Fentanyl is being mixed with heroin, the PSNI has said. The synthetic opioid is linked to two deaths in Northern Ireland.

Fentanyl, a form of synthetic opioid responsible for 68 deaths across the UK, is being “added to heroin” in England and has “now reached Northern Ireland”, the PSNI has confirmed. Two deaths here are being linked to the drug by police.

Victoria Creasy, a senior officer for health improvement at the Public Health Agency, is responsible for needle exchanges and harm reduction work with drug users. She said that just a “tiny bit” of fentanyl mixed with heroin is enough to produce an overdose and kill.

Detective Superintendent Bobby Singleton said: “Fentanyl is a strong opioid which is significantly more potent than morphine.

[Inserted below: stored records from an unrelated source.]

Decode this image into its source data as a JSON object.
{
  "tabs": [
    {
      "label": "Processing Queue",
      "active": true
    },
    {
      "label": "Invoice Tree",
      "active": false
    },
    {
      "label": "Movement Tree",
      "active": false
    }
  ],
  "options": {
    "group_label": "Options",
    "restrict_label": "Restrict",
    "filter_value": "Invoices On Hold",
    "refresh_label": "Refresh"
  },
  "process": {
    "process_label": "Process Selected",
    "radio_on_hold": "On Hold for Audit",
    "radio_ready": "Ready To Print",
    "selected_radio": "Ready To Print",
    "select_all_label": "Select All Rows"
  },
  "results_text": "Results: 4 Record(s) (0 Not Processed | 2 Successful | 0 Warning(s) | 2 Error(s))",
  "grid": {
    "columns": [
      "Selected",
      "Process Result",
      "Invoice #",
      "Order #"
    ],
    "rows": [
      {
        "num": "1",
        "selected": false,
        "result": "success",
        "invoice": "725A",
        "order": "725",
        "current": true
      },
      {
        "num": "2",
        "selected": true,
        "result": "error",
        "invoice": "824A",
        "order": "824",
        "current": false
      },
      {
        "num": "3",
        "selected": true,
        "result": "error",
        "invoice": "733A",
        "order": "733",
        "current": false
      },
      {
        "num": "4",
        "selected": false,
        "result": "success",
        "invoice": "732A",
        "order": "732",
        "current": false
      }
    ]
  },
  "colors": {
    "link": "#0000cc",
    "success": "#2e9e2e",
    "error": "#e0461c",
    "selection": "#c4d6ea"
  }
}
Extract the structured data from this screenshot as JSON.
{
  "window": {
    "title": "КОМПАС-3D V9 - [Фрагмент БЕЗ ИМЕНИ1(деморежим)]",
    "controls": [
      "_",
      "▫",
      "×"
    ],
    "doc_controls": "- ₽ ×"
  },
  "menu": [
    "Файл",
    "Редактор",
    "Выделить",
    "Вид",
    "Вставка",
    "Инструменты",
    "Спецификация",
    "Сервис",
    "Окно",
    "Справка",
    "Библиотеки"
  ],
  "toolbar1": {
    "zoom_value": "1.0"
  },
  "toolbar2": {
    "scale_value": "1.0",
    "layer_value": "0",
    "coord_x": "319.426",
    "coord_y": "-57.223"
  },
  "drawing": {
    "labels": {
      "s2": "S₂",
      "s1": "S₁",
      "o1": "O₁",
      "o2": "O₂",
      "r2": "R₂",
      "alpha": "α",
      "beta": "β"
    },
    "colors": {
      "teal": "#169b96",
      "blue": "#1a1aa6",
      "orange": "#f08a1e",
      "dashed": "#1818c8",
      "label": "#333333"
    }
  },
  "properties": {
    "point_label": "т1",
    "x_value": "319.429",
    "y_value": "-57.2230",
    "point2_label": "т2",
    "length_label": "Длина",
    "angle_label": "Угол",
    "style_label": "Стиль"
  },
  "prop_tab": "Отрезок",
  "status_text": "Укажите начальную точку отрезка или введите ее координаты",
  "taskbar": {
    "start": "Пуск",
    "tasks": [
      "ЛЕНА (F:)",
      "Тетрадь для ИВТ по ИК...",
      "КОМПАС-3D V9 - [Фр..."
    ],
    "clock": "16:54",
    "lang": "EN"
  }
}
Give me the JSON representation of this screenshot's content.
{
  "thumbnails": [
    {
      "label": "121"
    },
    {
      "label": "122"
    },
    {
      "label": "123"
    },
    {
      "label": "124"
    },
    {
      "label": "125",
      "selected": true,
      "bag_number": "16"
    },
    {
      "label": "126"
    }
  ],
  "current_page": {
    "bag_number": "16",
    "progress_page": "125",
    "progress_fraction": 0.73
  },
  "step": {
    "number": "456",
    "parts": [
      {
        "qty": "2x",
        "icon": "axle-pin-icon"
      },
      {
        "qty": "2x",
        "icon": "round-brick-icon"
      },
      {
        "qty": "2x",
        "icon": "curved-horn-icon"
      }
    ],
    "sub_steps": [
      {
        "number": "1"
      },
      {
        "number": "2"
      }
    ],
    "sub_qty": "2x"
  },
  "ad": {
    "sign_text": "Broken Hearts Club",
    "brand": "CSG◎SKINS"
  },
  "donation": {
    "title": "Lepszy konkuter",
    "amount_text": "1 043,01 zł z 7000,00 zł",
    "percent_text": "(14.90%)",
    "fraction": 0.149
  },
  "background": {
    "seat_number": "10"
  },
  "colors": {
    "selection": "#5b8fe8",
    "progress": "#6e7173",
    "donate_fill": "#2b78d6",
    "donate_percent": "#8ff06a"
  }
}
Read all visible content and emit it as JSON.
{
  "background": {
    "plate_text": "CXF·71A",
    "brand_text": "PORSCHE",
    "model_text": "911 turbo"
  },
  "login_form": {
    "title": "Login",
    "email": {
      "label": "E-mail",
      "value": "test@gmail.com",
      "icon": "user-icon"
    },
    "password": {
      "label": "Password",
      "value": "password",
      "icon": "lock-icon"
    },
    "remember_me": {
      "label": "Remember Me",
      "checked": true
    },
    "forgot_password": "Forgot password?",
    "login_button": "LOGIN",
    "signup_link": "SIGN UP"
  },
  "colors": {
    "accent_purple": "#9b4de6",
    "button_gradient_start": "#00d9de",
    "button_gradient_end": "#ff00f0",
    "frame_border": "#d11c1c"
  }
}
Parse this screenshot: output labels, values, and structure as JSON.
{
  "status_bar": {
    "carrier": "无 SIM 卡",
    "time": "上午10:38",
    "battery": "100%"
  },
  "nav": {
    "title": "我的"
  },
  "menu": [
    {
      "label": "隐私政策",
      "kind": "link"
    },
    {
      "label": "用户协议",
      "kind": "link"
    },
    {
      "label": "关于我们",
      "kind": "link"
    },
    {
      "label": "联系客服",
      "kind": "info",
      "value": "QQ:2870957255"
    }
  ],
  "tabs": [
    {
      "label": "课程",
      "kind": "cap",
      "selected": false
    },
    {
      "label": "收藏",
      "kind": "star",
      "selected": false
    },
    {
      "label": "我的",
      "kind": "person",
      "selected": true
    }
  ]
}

“It poses a significant risk to those who come into contact with it. We are aware that recently fentanyl has been added into heroin in England and has likely been a contributory factor in heroin associated deaths there.”

He continued: “The PSNI is also aware that fentanyl has now reached Northern Ireland and we suspect it may have been a contributory factor in a small number of deaths.”

The detective superintendent added: “Police will continue to target drugs dealers and those in the supply chain in Northern Ireland to try and remove this danger from society. “

The PSNI said that by mid-August, there had been 68 fentanyl deaths in the UK, two of which were in Northern Ireland.

Victoria Creasy said: “If you were to take heroin with just a tiny bit of fentanyl mixed in, you are far more likely to overdose and die.”

She said there has been a rise in overall heroin use in Northern Ireland, and in Belfast specifically.

“There are around just under 30,000 visits per year to our needle exchange scheme in Northern Ireland. Now that’s visits, not people, because we don’t record unique identifiers.”

Around half of those visits are made by steroid users, she said.

“Certainly we have seen a big increase in Belfast in the last few years. In terms of visits to our needle exchanges in Belfast in the last five years, they’ve nearly doubled. We have seen an increase in heroin use in Northern Ireland in the last couple of years, we definitely have, and it is very concerning.”

She added: “But, it is good that people are using needle exchanges.”